Ringgold further adds, “It’s a pivotal time for the project, as ISDA is expected to release the first iteration of the blockchain-compatible version of CDM early this summer. If the capital markets transition to the Common Domain Model, then this will open up a world of opportunities to standardize data structures, lifecycle events etc. Enlight of this we are definitely staring at a upsurge of use in Blockchain Technology within the financial worlds Derivatives markets as well as international trade. This will definitely boost the future growth of the cryptocurrency industry as more institutional money flows into the sector.”
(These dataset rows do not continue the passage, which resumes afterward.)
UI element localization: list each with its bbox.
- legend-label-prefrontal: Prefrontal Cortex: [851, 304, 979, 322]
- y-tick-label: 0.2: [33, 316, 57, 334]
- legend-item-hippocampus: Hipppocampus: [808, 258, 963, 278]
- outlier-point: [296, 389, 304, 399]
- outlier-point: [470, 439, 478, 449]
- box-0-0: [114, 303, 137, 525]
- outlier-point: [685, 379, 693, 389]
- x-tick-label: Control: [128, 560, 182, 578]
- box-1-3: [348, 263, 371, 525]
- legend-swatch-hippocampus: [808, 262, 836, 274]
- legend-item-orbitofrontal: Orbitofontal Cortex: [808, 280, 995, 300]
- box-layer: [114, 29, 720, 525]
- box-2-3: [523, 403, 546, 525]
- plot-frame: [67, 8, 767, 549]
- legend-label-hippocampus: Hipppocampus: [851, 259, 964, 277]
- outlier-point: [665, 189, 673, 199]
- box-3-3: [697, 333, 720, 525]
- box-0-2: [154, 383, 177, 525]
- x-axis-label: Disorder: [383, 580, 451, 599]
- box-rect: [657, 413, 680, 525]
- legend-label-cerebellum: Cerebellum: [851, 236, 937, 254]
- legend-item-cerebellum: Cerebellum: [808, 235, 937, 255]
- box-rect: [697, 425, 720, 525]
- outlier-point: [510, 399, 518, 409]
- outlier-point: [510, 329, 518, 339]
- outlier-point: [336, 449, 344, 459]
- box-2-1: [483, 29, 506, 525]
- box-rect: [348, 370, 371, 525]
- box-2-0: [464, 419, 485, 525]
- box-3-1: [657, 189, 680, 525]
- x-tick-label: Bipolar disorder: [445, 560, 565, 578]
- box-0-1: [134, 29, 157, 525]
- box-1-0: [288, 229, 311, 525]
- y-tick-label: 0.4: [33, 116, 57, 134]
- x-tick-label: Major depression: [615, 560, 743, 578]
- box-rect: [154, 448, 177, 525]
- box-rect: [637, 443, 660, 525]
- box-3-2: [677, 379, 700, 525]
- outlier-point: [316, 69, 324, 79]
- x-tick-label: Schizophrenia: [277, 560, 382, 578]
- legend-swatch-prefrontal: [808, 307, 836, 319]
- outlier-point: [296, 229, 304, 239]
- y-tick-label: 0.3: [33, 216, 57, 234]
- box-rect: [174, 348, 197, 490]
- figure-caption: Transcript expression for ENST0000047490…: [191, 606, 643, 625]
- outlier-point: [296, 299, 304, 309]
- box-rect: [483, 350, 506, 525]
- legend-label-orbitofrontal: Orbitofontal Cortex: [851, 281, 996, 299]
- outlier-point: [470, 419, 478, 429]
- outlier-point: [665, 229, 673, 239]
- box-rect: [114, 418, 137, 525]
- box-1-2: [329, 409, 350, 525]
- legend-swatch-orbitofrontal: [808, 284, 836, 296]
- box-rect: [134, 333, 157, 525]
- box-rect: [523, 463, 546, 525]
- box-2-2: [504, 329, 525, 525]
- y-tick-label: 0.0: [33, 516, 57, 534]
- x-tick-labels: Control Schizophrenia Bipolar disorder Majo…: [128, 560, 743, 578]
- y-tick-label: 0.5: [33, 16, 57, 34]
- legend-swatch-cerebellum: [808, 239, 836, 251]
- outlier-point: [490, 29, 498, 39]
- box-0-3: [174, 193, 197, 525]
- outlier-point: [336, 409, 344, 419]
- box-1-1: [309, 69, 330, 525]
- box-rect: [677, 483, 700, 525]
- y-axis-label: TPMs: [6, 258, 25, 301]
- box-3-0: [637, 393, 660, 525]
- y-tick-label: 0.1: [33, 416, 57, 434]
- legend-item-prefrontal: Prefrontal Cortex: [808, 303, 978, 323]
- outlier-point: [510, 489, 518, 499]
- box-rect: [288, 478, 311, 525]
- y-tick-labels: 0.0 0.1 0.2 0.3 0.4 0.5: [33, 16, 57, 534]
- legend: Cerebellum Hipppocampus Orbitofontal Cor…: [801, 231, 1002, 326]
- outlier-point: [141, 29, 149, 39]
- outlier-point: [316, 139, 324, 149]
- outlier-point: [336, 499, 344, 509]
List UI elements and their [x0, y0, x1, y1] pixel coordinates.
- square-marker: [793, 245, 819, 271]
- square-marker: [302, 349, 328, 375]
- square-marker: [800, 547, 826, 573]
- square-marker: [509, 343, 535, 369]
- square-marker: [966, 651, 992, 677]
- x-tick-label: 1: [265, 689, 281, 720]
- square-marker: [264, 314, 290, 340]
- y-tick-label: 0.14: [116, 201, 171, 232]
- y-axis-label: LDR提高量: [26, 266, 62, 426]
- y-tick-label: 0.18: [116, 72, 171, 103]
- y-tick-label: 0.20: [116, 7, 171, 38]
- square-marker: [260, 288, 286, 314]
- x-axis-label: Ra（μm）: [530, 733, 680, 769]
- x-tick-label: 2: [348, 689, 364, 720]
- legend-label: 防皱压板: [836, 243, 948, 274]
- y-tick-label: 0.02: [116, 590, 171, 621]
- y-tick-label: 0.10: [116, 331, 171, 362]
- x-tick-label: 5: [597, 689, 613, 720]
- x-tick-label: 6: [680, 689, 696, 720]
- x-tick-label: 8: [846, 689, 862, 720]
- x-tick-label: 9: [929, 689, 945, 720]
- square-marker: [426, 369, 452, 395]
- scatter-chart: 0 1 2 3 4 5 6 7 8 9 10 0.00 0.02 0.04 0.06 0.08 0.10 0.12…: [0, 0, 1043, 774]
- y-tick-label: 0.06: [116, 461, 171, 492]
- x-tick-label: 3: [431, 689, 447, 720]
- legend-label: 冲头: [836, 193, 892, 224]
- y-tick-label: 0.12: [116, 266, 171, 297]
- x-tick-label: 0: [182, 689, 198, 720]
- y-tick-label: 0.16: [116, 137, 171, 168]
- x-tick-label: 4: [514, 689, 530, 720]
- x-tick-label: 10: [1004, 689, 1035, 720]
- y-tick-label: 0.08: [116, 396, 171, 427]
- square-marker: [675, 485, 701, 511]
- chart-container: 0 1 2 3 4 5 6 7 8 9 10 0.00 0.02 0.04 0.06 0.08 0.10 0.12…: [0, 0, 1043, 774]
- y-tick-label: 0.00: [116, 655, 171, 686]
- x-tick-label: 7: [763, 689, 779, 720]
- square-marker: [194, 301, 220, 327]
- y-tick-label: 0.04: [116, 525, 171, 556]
Imaz believes this is just the beginning for blockchain. He adds that, “Once big giants use this innovative technology to improve their efficiency and costs, we will see widespread knowledge and growth of blockchain-based technology being used in the future.”

Ringgold further comments, “BlockVest, HSBC & Barclays will all benefit immensely from the advancement of Blockchain Technology within Derivatives markets and a transition to a Common Domain Model (CDM). As it is supposed to fix the inefficiencies and cut the costs of derivatives trading.”

 

 Disclaimer: David Drake is on the advisory board for most of the firms mentioned or quoted in this article.